I have no assets to sell and/or liquidate to meet my obligation. I have already liquidated every asset that I received through equitable distribution and inheritance in paying more than $900,000 in alimony between January 1, 2004 and March 2010 when I began falling behind on my alimony obligation.

As it stands today, I could provide Plaintiff with 100% of every penny I earn until I am sixty-eight (68) years old and I would only then be back to even with Plaintiff continuing to receive nearly 80% of my income.

Following oral argument on June 24, 2011, the court granted plaintiff's enforcement motion and denied defendant's cross-motion to modify his support obligation or to schedule a plenary hearing. With respect to defendant's cross-motion, the court stated: "I can't get past him quitting . . . I can't get past it. . . . [I]t doesn't make any sense at all." Ultimately, the court concluded it would not "be doing [its] job if [it] didn't uphold the agreement of the parties."

The party seeking to modify an alimony or child support obligation "has the burden of showing such 'changed circumstances' as would warrant relief from the support or maintenance provisions involved." Lepis v. Lepis, 83 N.J. 139, 157 (1980) (quoting Martindell v. Martindell, 21 N.J. 341, 353 (1956)).
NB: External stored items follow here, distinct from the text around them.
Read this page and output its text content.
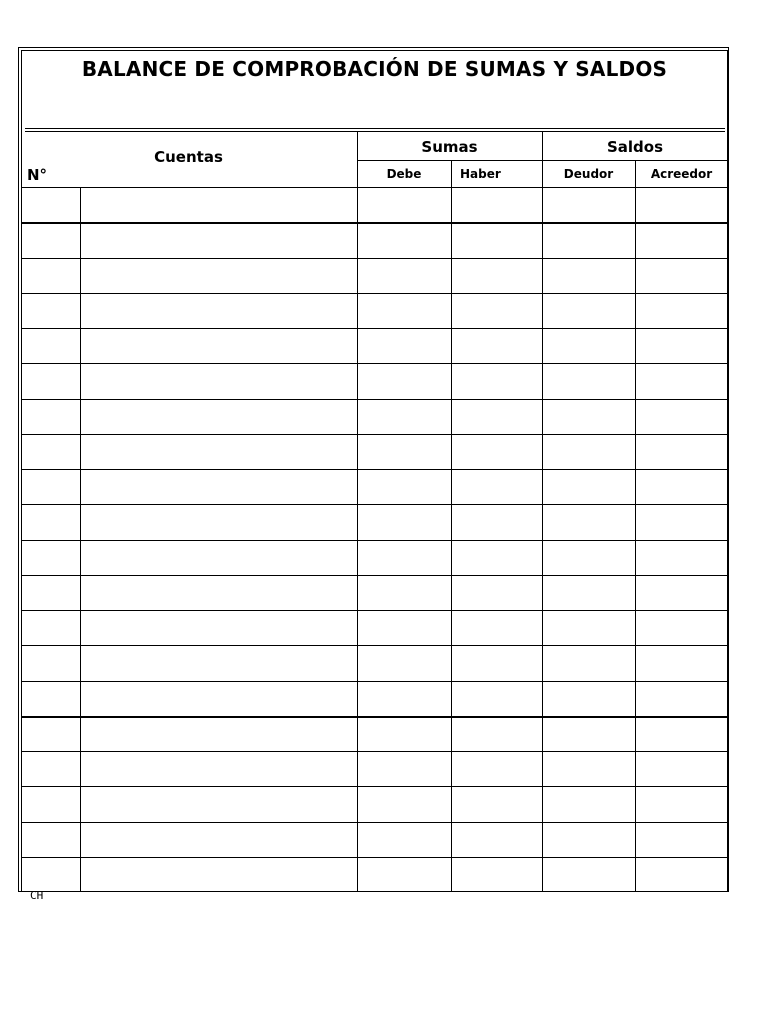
BALANCE DE COMPROBACIÓN DE SUMAS Y SALDOS
Cuentas
N°
Sumas	Saldos
Debe	Haber	Deudor	Acreedor
CH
When a supporting spouse, such as defendant, seeks to reduce his alimony payment, he must demonstrate that changed circumstances have substantially impaired his ability to support himself. Ibid.; see also Miller v. Miller, 160 N.J. 408, 420 (1999) ("In an application brought by a supporting spouse for a downward modification . . . the central issue is the supporting spouse's ability to pay."). Furthermore, defendant's voluntary decision to accept early retirement does not automatically disqualify him from receiving relief. See Deegan v. Deegan, 254 N.J. Super. 350, 357-58 (App. Div. 1992) (noting that the court must examine the individual circumstances of each case to determine whether the voluntary act was reasonable); see also Storey v. Storey, 373 N.J. Super. 464, 470-71 (App. Div. 2004) (noting the various factors a court should consider when "evaluating the 'reasonableness' and 'relative advantages' of an early retirement"); Sylvan v. Sylvan, 267 N.J. Super. 578, 581-82 (App. Div. 1993) ("An individual whose retirement was medically mandated even before age sixty-five may well stand on a different footing than one who voluntarily retired.").
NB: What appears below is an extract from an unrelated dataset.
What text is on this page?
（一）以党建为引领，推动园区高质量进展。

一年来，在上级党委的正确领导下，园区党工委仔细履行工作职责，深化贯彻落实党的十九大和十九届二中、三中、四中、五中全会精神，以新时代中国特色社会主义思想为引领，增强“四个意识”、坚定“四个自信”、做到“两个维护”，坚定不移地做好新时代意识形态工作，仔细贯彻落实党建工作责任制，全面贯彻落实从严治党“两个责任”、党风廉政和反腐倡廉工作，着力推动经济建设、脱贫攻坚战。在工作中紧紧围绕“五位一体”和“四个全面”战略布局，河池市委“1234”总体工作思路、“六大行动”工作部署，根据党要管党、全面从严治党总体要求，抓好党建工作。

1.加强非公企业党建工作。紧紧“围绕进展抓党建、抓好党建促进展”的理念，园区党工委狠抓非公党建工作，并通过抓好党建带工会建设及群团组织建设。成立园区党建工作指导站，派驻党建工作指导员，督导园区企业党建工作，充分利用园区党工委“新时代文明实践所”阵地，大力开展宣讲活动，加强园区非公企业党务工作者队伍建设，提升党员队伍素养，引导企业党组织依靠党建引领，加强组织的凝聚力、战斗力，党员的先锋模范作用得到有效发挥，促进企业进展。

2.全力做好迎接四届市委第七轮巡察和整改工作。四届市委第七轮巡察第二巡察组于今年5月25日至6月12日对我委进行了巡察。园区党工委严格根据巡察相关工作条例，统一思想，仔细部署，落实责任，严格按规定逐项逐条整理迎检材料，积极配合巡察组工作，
In the present matter, we are satisfied the trial court should not have summarily rejected defendant's application to modify his alimony and life insurance obligations. Although the parties dispute defendant's reasons for leaving his employment at Honeywell, it is clear that he satisfied his support obligation for more than six years and there has been a substantial reduction in his income. Under these circumstances, we are satisfied defendant established a prima facie case of changed circumstances.

In view of the foregoing, the orders under review are reversed and the matter is remanded for such discovery as the trial court deems appropriate and a plenary hearing to determine whether defendant's alimony and life insurance obligations should be modified. If defendant is entitled to a modification of his support obligation, the court must also determine whether the reduction should be retroactive to some earlier date.

Reversed and remanded for further proceedings consistent with this opinion. Jurisdiction is not retained.